当社グループは、営業上の外貨建取引や海外連結子会社の存在に伴う外貨建の債権債務を有しており、為替変動、特に当社の外貨建取引で支配的なUSDの為替レートの影響を受けます。事業年度中の貿易取引については、実需原則に従った為替予約を概ね付しており、債権債務の決済差によるリスクの低減に努めておりますが、海外子会社への外貨建長期貸付金等の長期予約の付されていない債権については年度末為替評価の影響を受けます。外貨建債権債務の貸借対照表上のバランスは債権が債務を概ね上回るため、年度末為替レートが円高に振れた場合には、2022年3月期段階で1USDに対し1円の円高で概ね10百万円弱の年度末為替差損が発生いたします。

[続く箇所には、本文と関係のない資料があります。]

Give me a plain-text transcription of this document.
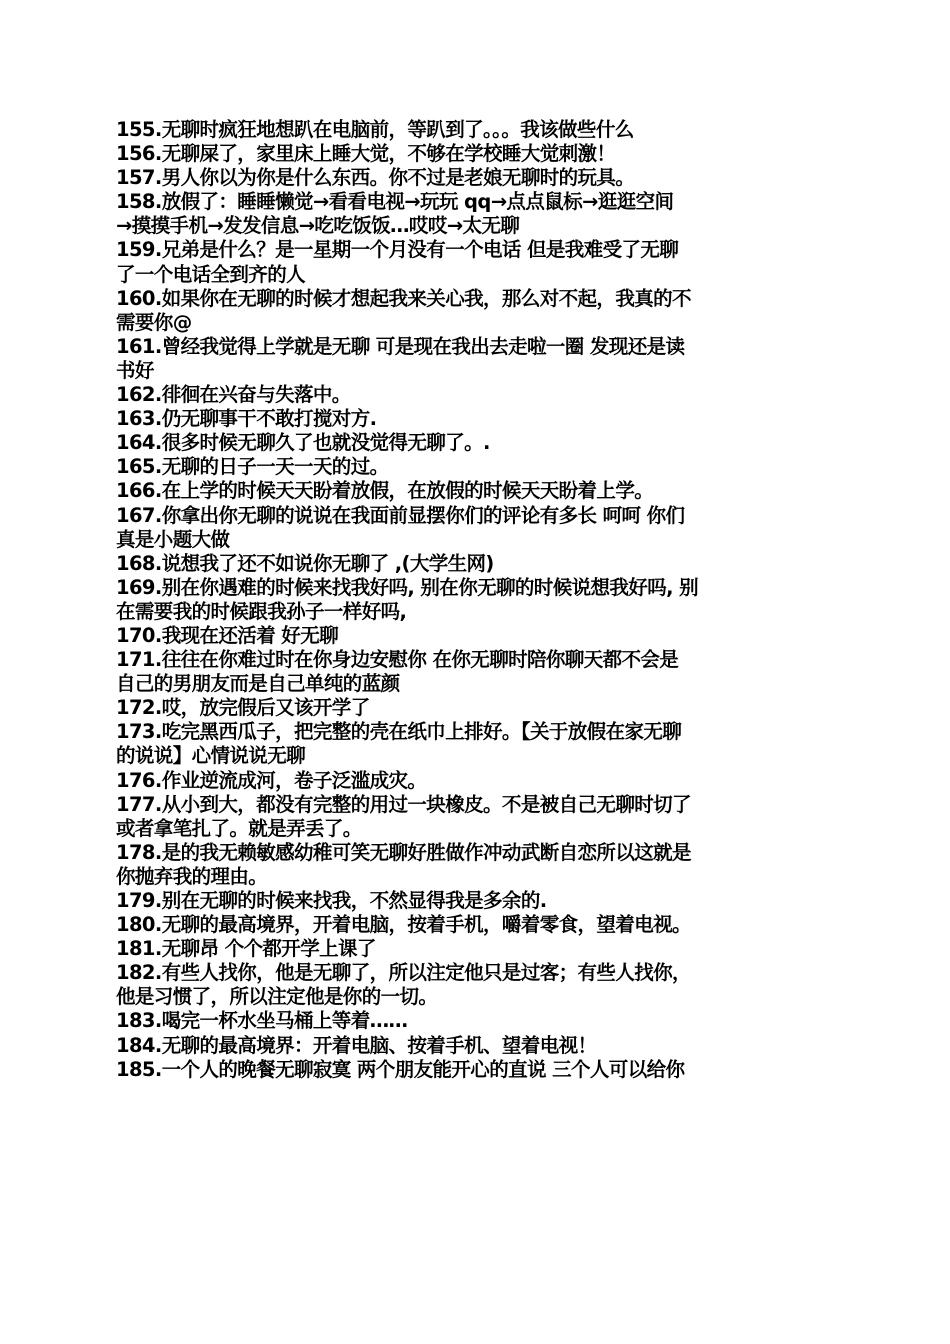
155.无聊时疯狂地想趴在电脑前，等趴到了。。。我该做些什么
156.无聊屎了，家里床上睡大觉，不够在学校睡大觉刺激！
157.男人你以为你是什么东西。你不过是老娘无聊时的玩具。
158.放假了：睡睡懒觉→看看电视→玩玩 qq→点点鼠标→逛逛空间
→摸摸手机→发发信息→吃吃饭饭…哎哎→太无聊
159.兄弟是什么？是一星期一个月没有一个电话 但是我难受了无聊
了一个电话全到齐的人
160.如果你在无聊的时候才想起我来关心我，那么对不起，我真的不
需要你@
161.曾经我觉得上学就是无聊 可是现在我出去走啦一圈 发现还是读
书好
162.徘徊在兴奋与失落中。
163.仍无聊事干不敢打搅对方.
164.很多时候无聊久了也就没觉得无聊了。.
165.无聊的日子一天一天的过。
166.在上学的时候天天盼着放假，在放假的时候天天盼着上学。
167.你拿出你无聊的说说在我面前显摆你们的评论有多长 呵呵 你们
真是小题大做
168.说想我了还不如说你无聊了 ,(大学生网)
169.别在你遇难的时候来找我好吗, 别在你无聊的时候说想我好吗, 别
在需要我的时候跟我孙子一样好吗,
170.我现在还活着 好无聊
171.往往在你难过时在你身边安慰你 在你无聊时陪你聊天都不会是
自己的男朋友而是自己单纯的蓝颜
172.哎，放完假后又该开学了
173.吃完黑西瓜子，把完整的壳在纸巾上排好。【关于放假在家无聊
的说说】心情说说无聊
176.作业逆流成河，卷子泛滥成灾。
177.从小到大，都没有完整的用过一块橡皮。不是被自己无聊时切了
或者拿笔扎了。就是弄丢了。
178.是的我无赖敏感幼稚可笑无聊好胜做作冲动武断自恋所以这就是
你抛弃我的理由。
179.别在无聊的时候来找我，不然显得我是多余的.
180.无聊的最高境界，开着电脑，按着手机，嚼着零食，望着电视。
181.无聊昂 个个都开学上课了
182.有些人找你，他是无聊了，所以注定他只是过客；有些人找你，
他是习惯了，所以注定他是你的一切。
183.喝完一杯水坐马桶上等着……
184.无聊的最高境界：开着电脑、按着手机、望着电视！
185.一个人的晚餐无聊寂寞 两个朋友能开心的直说 三个人可以给你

当連結会計年度後半には大幅な円安が進行しましたため、当社グループは営業外収益として多額の為替差益を計上いたしましたが、一方では資源価格の高騰と相俟って調達価格の大幅な上昇を招いております。米国の金融事情や昨今の世界情勢から惹起される不安定な為替相場が以降も継続した場合には、当社グループの2023年3月期以降の業績に影響を及ぼす可能性があります。
当社グループといたしましては、外貨建債権債務のバランス化とその影響による金融コスト増加等の影響を検証しながら、リスクの低減に努めております。